Over the past few months, Cam has been spending most of his time and focus on an athletic training device project. This automatic system allows a basketball player to practise free throws without an assistant. After a basketball is thrown, whether it finds the net or not, this system will recycle the ball back to the player for another throw.
The challenge for the WAMIC team was to find a way to for the system to adjust the catching net depending on where the player is, so Cam’s role in the project was to design and implement the mechanical adjusting system, including electric motor. And he’s done just that.
The team is now working with the industry partner to finalize details of mounting the new mechanical system to their existing frame.
Cam found the Research Assistant position through Career Services at the College. He attended the six-week course that helped him prepare a cover letter, resume, and be interview ready so that when the right job posting came up through Career Service’s job board, he was ready to apply.
Cam was clearly the best applicant for the job. Cam’s ambition, previous experience in robotics and current field of study made him the right fit for the Research Assistant role and for the team. “If you don’t apply and put yourself out there, you will never get the opportunities. So, I would encourage more students to apply for Research & Innovation co-ops,” he said.
“I was trusted to create the design and make the actual product. So, I really like how my role brings together the theoretical side of things and the practical application. It’s also a really friendly environment to work in.”
The WAMIC team also understands that he’s still a student. While there can be some projects with hard deadlines, they understand that there needs to be a student-work life balance, which Cam likes.
In his personal time, Cam enjoys hanging out with my friends, running and reading. And let’s not forget about the vinyl record collection he’s racking up (with special mention to the genius of The Doors).
When it all comes down to it, Cam comes back to ambition. To any prospective student or new co-op student, Cam has this to tell you, “… if you’re ambitious and put yourself out there, you can make your experience a really amazing one because Niagara College offers more than just a school.
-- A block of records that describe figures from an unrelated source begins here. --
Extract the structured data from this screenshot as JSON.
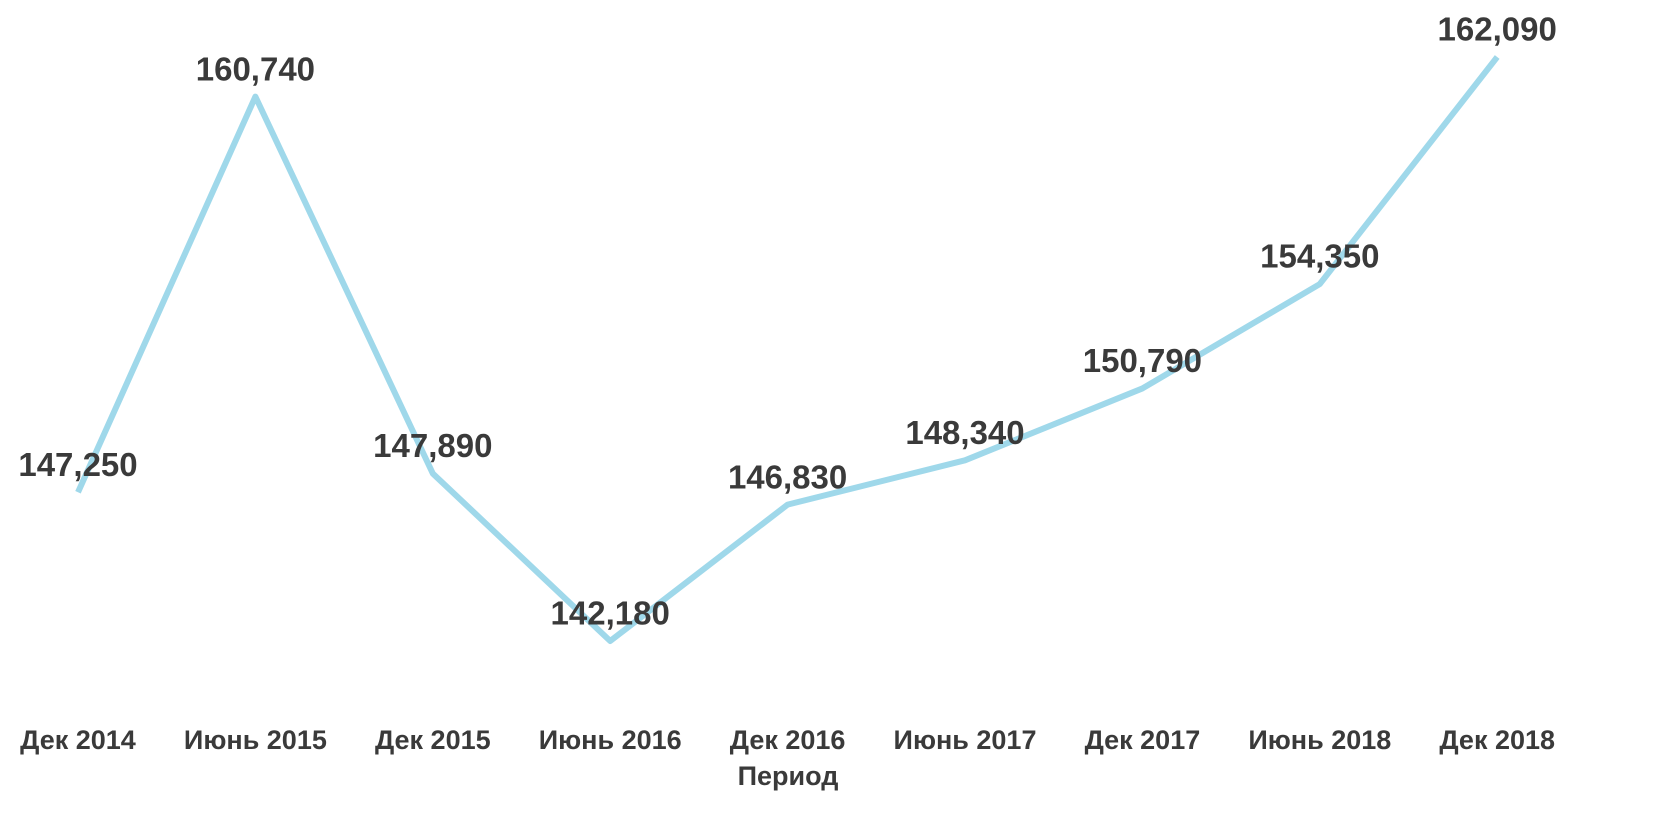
{
  "chart_data": {
    "type": "line",
    "x_label": "Период",
    "categories": [
      "Дек 2014",
      "Июнь 2015",
      "Дек 2015",
      "Июнь 2016",
      "Дек 2016",
      "Июнь 2017",
      "Дек 2017",
      "Июнь 2018",
      "Дек 2018"
    ],
    "series": [
      {
        "color": "#9fd8ea",
        "values": [
          147250,
          160740,
          147890,
          142180,
          146830,
          148340,
          150790,
          154350,
          162090
        ],
        "value_labels": [
          "147,250",
          "160,740",
          "147,890",
          "142,180",
          "146,830",
          "148,340",
          "150,790",
          "154,350",
          "162,090"
        ]
      }
    ]
  }
}
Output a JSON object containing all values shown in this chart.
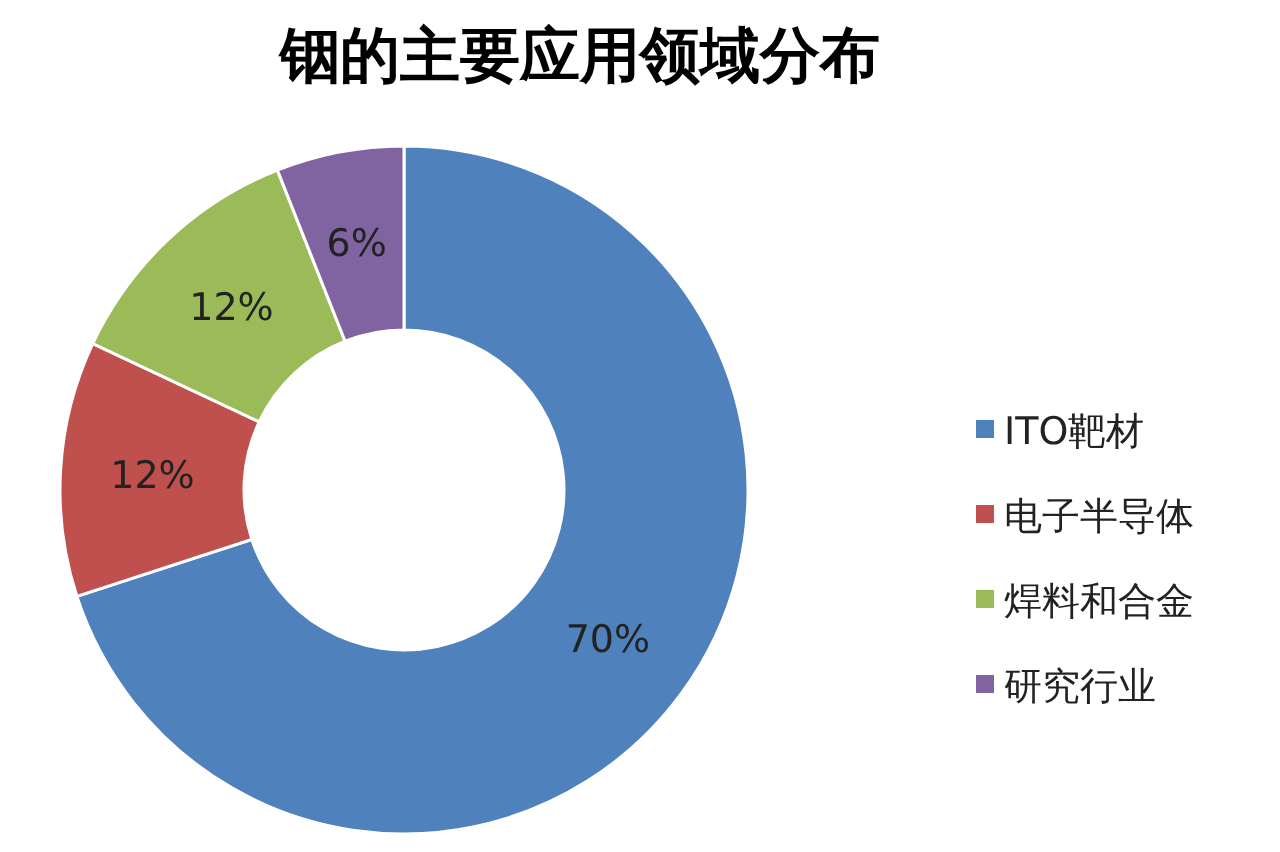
{
  "chart_data": {
    "type": "donut",
    "title": "铟的主要应用领域分布",
    "categories": [
      "ITO靶材",
      "电子半导体",
      "焊料和合金",
      "研究行业"
    ],
    "values": [
      70,
      12,
      12,
      6
    ],
    "colors": [
      "#4f81bd",
      "#c0504d",
      "#9bbb59",
      "#8064a2"
    ],
    "value_labels": [
      "70%",
      "12%",
      "12%",
      "6%"
    ],
    "legend": "right"
  }
}
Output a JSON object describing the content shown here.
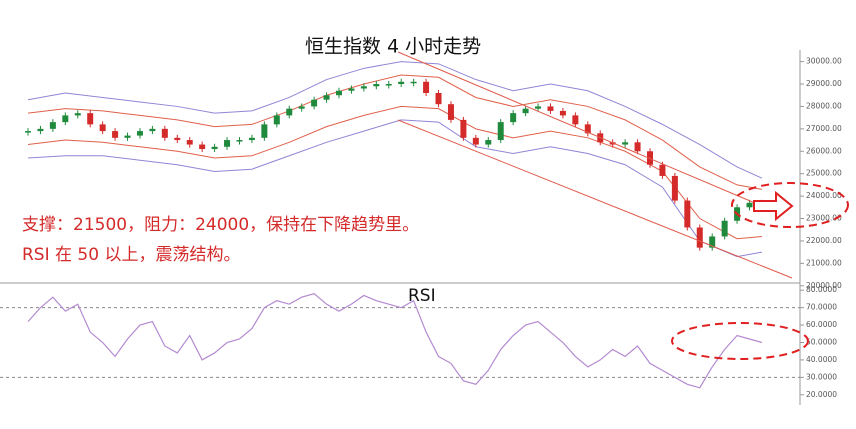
{
  "chart_data": [
    {
      "type": "candlestick",
      "title": "恒生指数  4 小时走势",
      "annotations": [
        "支撑：21500，阻力：24000，保持在下降趋势里。",
        "RSI 在 50 以上，震荡结构。"
      ],
      "values": [
        26900,
        27000,
        27300,
        27600,
        27700,
        27200,
        26900,
        26600,
        26700,
        26900,
        27000,
        26600,
        26500,
        26300,
        26100,
        26200,
        26500,
        26500,
        26600,
        27200,
        27600,
        27900,
        28000,
        28300,
        28500,
        28700,
        28800,
        28900,
        29000,
        29000,
        29100,
        29100,
        28600,
        28100,
        27400,
        26600,
        26300,
        26500,
        27300,
        27700,
        27900,
        28000,
        27800,
        27600,
        27200,
        26800,
        26400,
        26300,
        26400,
        26000,
        25400,
        24900,
        23800,
        22600,
        21700,
        22200,
        22900,
        23500,
        23700,
        23600
      ],
      "up_color": "#1f8a3c",
      "down_color": "#d42a2a",
      "band_x": [
        0,
        3,
        6,
        9,
        12,
        15,
        18,
        21,
        24,
        27,
        30,
        33,
        36,
        39,
        42,
        45,
        48,
        51,
        54,
        57,
        59
      ],
      "bands": [
        {
          "color": "#8f86d6",
          "values": [
            28300,
            28600,
            28400,
            28200,
            28000,
            27700,
            27800,
            28400,
            29200,
            29700,
            30000,
            29900,
            29200,
            28700,
            29000,
            28700,
            28000,
            27200,
            26300,
            25300,
            24800
          ]
        },
        {
          "color": "#e0604a",
          "values": [
            27700,
            27900,
            27800,
            27600,
            27400,
            27100,
            27200,
            27800,
            28500,
            29000,
            29400,
            29300,
            28400,
            28000,
            28300,
            28000,
            27400,
            26500,
            25300,
            24500,
            24300
          ]
        },
        {
          "color": "#e0604a",
          "values": [
            26300,
            26500,
            26400,
            26200,
            26000,
            25700,
            25800,
            26400,
            27100,
            27600,
            28000,
            27900,
            27000,
            26600,
            26900,
            26600,
            26000,
            25100,
            23000,
            22100,
            22200
          ]
        },
        {
          "color": "#8f86d6",
          "values": [
            25700,
            25800,
            25800,
            25600,
            25400,
            25100,
            25200,
            25800,
            26400,
            26900,
            27400,
            27300,
            26200,
            25900,
            26200,
            25900,
            25400,
            24400,
            22000,
            21300,
            21500
          ]
        }
      ],
      "ylim": [
        19900,
        30250
      ],
      "yticks": [
        {
          "value": 20000,
          "label": "20000.00"
        },
        {
          "value": 21000,
          "label": "21000.00"
        },
        {
          "value": 22000,
          "label": "22000.00"
        },
        {
          "value": 23000,
          "label": "23000.00"
        },
        {
          "value": 24000,
          "label": "24000.00"
        },
        {
          "value": 25000,
          "label": "25000.00"
        },
        {
          "value": 26000,
          "label": "26000.00"
        },
        {
          "value": 27000,
          "label": "27000.00"
        },
        {
          "value": 28000,
          "label": "28000.00"
        },
        {
          "value": 29000,
          "label": "29000.00"
        },
        {
          "value": 30000,
          "label": "30000.00"
        }
      ]
    },
    {
      "type": "line",
      "title": "RSI",
      "color": "#b48ad0",
      "values": [
        62,
        70,
        76,
        68,
        72,
        56,
        50,
        42,
        52,
        60,
        62,
        48,
        44,
        54,
        40,
        44,
        50,
        52,
        58,
        70,
        74,
        72,
        76,
        78,
        72,
        68,
        72,
        77,
        74,
        72,
        70,
        74,
        56,
        42,
        38,
        28,
        26,
        34,
        46,
        54,
        60,
        62,
        56,
        50,
        42,
        36,
        40,
        46,
        42,
        48,
        38,
        34,
        30,
        26,
        24,
        36,
        46,
        54,
        52,
        50
      ],
      "ylim": [
        17,
        83
      ],
      "yticks": [
        {
          "value": 20,
          "label": "20.0000"
        },
        {
          "value": 30,
          "label": "30.0000"
        },
        {
          "value": 40,
          "label": "40.0000"
        },
        {
          "value": 50,
          "label": "50.0000"
        },
        {
          "value": 60,
          "label": "60.0000"
        },
        {
          "value": 70,
          "label": "70.0000"
        },
        {
          "value": 80,
          "label": "80.0000"
        }
      ],
      "reference_lines": [
        30,
        70
      ]
    }
  ]
}
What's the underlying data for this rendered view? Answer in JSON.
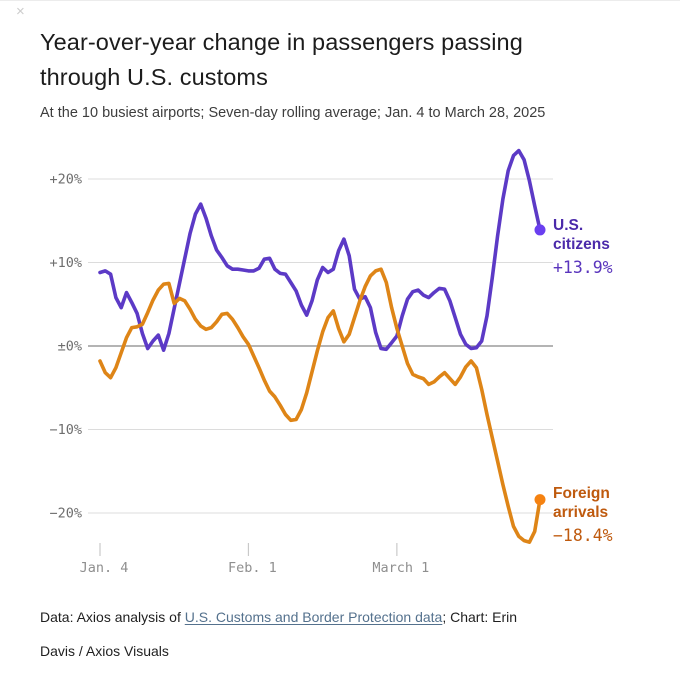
{
  "page": {
    "close_glyph": "×"
  },
  "header": {
    "title_line1": "Year-over-year change in passengers passing",
    "title_line2": "through U.S. customs",
    "subtitle": "At the 10 busiest airports; Seven-day rolling average; Jan. 4 to March 28, 2025"
  },
  "chart_data": {
    "type": "line",
    "title": "Year-over-year change in passengers passing through U.S. customs",
    "subtitle": "At the 10 busiest airports; Seven-day rolling average; Jan. 4 to March 28, 2025",
    "x_unit": "days since Jan. 4, 2025",
    "x_range_days": [
      0,
      83
    ],
    "x_axis": {
      "tick_labels": [
        "Jan. 4",
        "Feb. 1",
        "March 1"
      ],
      "tick_days": [
        0,
        28,
        56
      ]
    },
    "y_axis": {
      "unit": "%",
      "tick_labels": [
        "+20%",
        "+10%",
        "±0%",
        "−10%",
        "−20%"
      ],
      "tick_values": [
        20,
        10,
        0,
        -10,
        -20
      ],
      "ylim": [
        -24.5,
        24.5
      ],
      "grid": true
    },
    "legend_position": "end-of-line",
    "series": [
      {
        "name": "U.S. citizens",
        "color": "#5c3ac6",
        "dot_color": "#6a3ff0",
        "end_value": 13.9,
        "end_label": "+13.9%",
        "values": [
          8.8,
          9.0,
          8.6,
          5.8,
          4.6,
          6.4,
          5.2,
          3.9,
          1.5,
          -0.3,
          0.6,
          1.3,
          -0.5,
          1.5,
          4.5,
          7.5,
          10.5,
          13.5,
          15.8,
          17.0,
          15.3,
          13.2,
          11.5,
          10.6,
          9.6,
          9.2,
          9.2,
          9.1,
          9.0,
          9.0,
          9.3,
          10.4,
          10.5,
          9.2,
          8.7,
          8.6,
          7.6,
          6.6,
          4.9,
          3.7,
          5.4,
          7.9,
          9.4,
          8.8,
          9.2,
          11.4,
          12.8,
          10.8,
          6.8,
          5.6,
          5.9,
          4.6,
          1.6,
          -0.3,
          -0.4,
          0.4,
          1.2,
          3.6,
          5.6,
          6.5,
          6.7,
          6.1,
          5.8,
          6.4,
          6.9,
          6.8,
          5.4,
          3.4,
          1.4,
          0.2,
          -0.3,
          -0.2,
          0.6,
          3.6,
          8.2,
          13.2,
          17.6,
          21.0,
          22.8,
          23.4,
          22.3,
          19.8,
          16.8,
          13.9
        ]
      },
      {
        "name": "Foreign arrivals",
        "color": "#de8517",
        "dot_color": "#f58211",
        "end_value": -18.4,
        "end_label": "−18.4%",
        "values": [
          -1.8,
          -3.2,
          -3.8,
          -2.6,
          -0.8,
          1.0,
          2.2,
          2.3,
          2.6,
          4.0,
          5.5,
          6.7,
          7.4,
          7.5,
          5.1,
          5.7,
          5.4,
          4.4,
          3.2,
          2.4,
          2.0,
          2.2,
          2.9,
          3.8,
          3.9,
          3.2,
          2.2,
          1.1,
          0.2,
          -1.2,
          -2.6,
          -4.1,
          -5.4,
          -6.1,
          -7.1,
          -8.2,
          -8.9,
          -8.8,
          -7.6,
          -5.6,
          -3.1,
          -0.6,
          1.7,
          3.4,
          4.2,
          2.1,
          0.5,
          1.4,
          3.4,
          5.4,
          7.1,
          8.4,
          9.0,
          9.2,
          7.6,
          4.6,
          2.1,
          0.0,
          -2.1,
          -3.4,
          -3.7,
          -3.9,
          -4.6,
          -4.3,
          -3.7,
          -3.2,
          -3.9,
          -4.6,
          -3.7,
          -2.5,
          -1.8,
          -2.6,
          -5.2,
          -8.2,
          -11.0,
          -13.8,
          -16.6,
          -19.2,
          -21.6,
          -22.8,
          -23.3,
          -23.5,
          -22.2,
          -18.4
        ]
      }
    ]
  },
  "legend": {
    "citizens": {
      "name": "U.S.\ncitizens",
      "value": "+13.9%"
    },
    "foreign": {
      "name": "Foreign\narrivals",
      "value": "−18.4%"
    }
  },
  "footer": {
    "line1_prefix": "Data: Axios analysis of ",
    "link_text": "U.S. Customs and Border Protection data",
    "line1_suffix": "; Chart: Erin",
    "line2": "Davis / Axios Visuals"
  }
}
Or, you can just put your head down, study, get your diploma and go.
“It all depends on what you want and how far you want to go to get it because if you are ambitious enough and tell your faculty you want to get a good co-op, they are going to do their best to help you succeed.”
Looking to the future, Cam knows he wants to work in the field of applied research. It seems to be the best combination of both worlds (engineering and robotics) for him, and if that means he can continue his time at Niagara College with the WAMIC team, that would be a plus.
But regardless, he knows his future career will be firmly in the world of research and innovation.